İngiltere monarşisinin 500 yılı aşkın tarihinde, krallar ve prensler âşık oldukları kadınlar uğuruna yeni din kurdu, tahttan vazgeçti ve halkı karşısına almak suretiyle vâris annesi olan eşlerinden boşandı.
Kalplerin prensesi Diana
Tarihin en meşhur İngiliz kraliçelerinden biri, popüler kültürün sık sık atıfta bulunduğu isim Anne Boleyn. 16’ncı yüzyılda tahtta olan 8. Henry, eşinin başyardımcısı olan Anne’a âşık olup boşanabilmek için Katolik Kilisesi’yle savaşa giriyor ve yeni bir kilise kuruyor. Anne, din reformunun sebebi olmakla birlikte, ülkenin en başarılı yöneticilerinden Kraliçe 1. Elizabeth’in de annesi. Ancak Henry’nin son eşi değil. Çocukların dilinde bir tekerlemeye dönüşüyor bu kralın altı eşinin sonu: Boşandı, kellesi alındı, öldü, feshedildi, kellesi alındı, hayatta kaldı. Anne Boleyn, bu tekerlemede ikinci sırada temsil ediliyor.

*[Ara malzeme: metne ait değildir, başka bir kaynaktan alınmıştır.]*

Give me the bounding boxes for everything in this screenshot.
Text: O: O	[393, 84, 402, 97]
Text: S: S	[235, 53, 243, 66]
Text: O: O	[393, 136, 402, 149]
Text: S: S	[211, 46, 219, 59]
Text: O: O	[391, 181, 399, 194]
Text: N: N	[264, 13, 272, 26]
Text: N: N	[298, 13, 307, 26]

Yüzyıllar sonra, Kral 8. Edward, daha önce iki kez boşanmış Amerikalı bir kadın olan Wallis Simpson ile evlenmek istediğinde, bir anayasa krizine ve uluslararası skandala sebep oluyor. Edward ve Wallis 1937’de tahttan vazgeçmek pahasına evleniyor ve unvanları Windsor Düklüğü’ne düşürülüyor. İkilinin kural tanımaz aşkları, onlara okyanusun her iki yakasında da en sevilen çift unvanı kazandırmıyor maalesef. Wallis’in saray koridorlarında ‘o kadın’ olarak anıldığı ve Kraliyet Ailesi tarafından asla kabul edilmeyip seremonilerden men edildiği söylenir. 21’inci yüzyıldaysa Kraliçe 2. Elizabeth’in oğlu ve tahtın vârisi Charles, uzatmalı sevgilisi Camilla ile kavuştuğunda halkın nezdinde kutlanacak bir şey yapmış olmuyor. Camilla’nın Charles ile evlendiğinde Prenses değil de Cornwall Düşesi unvanı almasının sebebi Diana’nın, ölümünün ardından bile kalplerin prensesi olarak kalması.

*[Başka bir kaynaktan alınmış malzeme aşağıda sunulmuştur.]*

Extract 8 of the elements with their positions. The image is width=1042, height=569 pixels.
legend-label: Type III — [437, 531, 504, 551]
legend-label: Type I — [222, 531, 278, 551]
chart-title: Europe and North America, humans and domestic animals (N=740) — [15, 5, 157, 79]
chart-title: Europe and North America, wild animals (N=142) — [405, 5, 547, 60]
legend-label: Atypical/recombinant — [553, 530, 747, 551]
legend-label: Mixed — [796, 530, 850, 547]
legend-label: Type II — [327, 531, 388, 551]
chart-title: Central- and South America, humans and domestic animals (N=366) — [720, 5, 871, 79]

90’lar modasının geri dönüşüyle ve tüm dünyayı çeşitli boyutlardaki ekranlara bağlayan malum diziyle (The Crown), Diana yine çok konuşuluyor. İngiltere’deyse bir geçmişle hesaplaşma davasının aktörü. Diana’nın 1995’te BBC’nin ‘Panorama’ programında yayımlanan röportajı vermeye, etik dışı ve şaibeli bir biçimde ikna edildiği iddia ediliyor. O zamanlar Charles’tan ayrılmış olan Diana, bu röportajda ilk kez Kraliyet Ailesi’ne dair sırları televizyonda, açıklıkla ortaya koymuştu. Blumia hastası olduğunu, Charles’ı aldattığını, aile içinde mutsuz ve dışlanmış hissettiğini anlatmıştı. Camilla’nın evliliklerinin başından beri var olduğuna dair yorumunuysa, meşhur ifadesi “Bu evlilikte üç kişiydik. Biraz fazla kalabalıktı yani anlayacağınız”la taçlandırmıştı.
Biri zarif ve aileye bağlı, biri yeni halk prensesi
Sussex Dükü Prens Harry’nin eşi Meghan’ın geçen yıl ITV televizyonuna verdiği “Şu sıralar kimse nasıl olduğumu sormuyor” demeci, Diana’nın BBC’ye verdiği röportajla birlikte anılıyor. Diana’nın herkesin kendinden bir şeyler bulabileceği, rüzgârda titreyen ‘İngiliz gülü’ imajıysa Meghan’a değil, Prens William’ın eşi, Cambridge Düşesi Kate’e yakıştırılıyor. Kate de her ne kadar ayrıcalıklı bir aileden gelse de halk ve Diana’ya benzer biçimde tabloid gazeteleri tarafından uzunca bir süre rahat bırakılmadı. Zarafeti, mülayimliği ve aileye bağlılığı, William’ın tahttaki eşlikçisi olarak hazırlanışının göstergesi.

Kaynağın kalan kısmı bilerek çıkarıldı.